SI beaucoup, hommes et femmes, sont sans activité
professionnelle dans le Rhône (6.431 individus sur un effectif global de
19.305 personnes en 2009 dans le Rhône), les immigrés subsahariens
sont majoritairement ouvriers (2.690 personnes) puis employés (1.467).
Viennent ensuite les professions intermédiaires (1.070) et les
professions intellectuelles supérieures : 765 personnes contre 611 pour
les immigrés marocains, 311 pour les tunisiens et 938 pour les
algériens). Difficile cependant de savoir combien sont les
immigrés sub-sahariens naturalisés et étrangers à
exercer dans ces professions intellectuelles supérieures. Cette
donnée pouvant permettre de comprendre si la nationalité joue ou
influe sur le niveau d'études et la volonté de mettre à
contribution son expertise au service des actions collectives portées
par les associations de migrants sub-sahariens en regard de
l'intégration nationale des primo-arrivants ou des missions de
solidarité et développement dans les pays d'origine.
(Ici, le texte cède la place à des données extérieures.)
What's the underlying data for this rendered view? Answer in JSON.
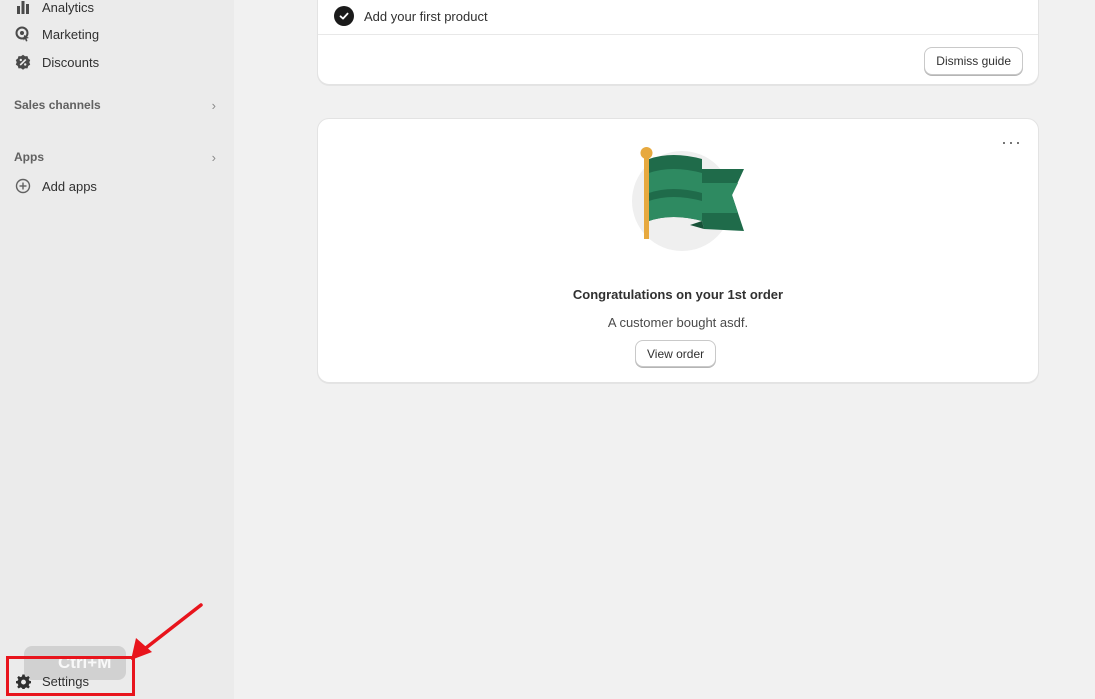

En ce qui concerne les métiers d'artisans , de
commerçants et de chefs d'entreprise, sur une population active
masculine d'origine sub-saharienne de 9.427 individus, l'Insee n'en a
recensé que 320 individus, un taux relativement faible en comparaison
par exemple des immigrés d'origine algérienne (967), portugaise
(776), turque (735) et tunisienne (602), plus entreprenants. Peut-on voir dans
à ce niveau-ci de notre étude la fréquence de
créateurs d'entreprises au sein de la communauté
maghrébine du Rhône comme un palliatif aux difficultés
d'accès au marché de l'emploi qui touche davantage cette
catégorie de la population ? Un parallèle peut en effet
être fait81 si l'on s'en tient à la multitude
d'études consacré au sujet au niveau national.
81 Voir Tadjine-Lévy, op.cit.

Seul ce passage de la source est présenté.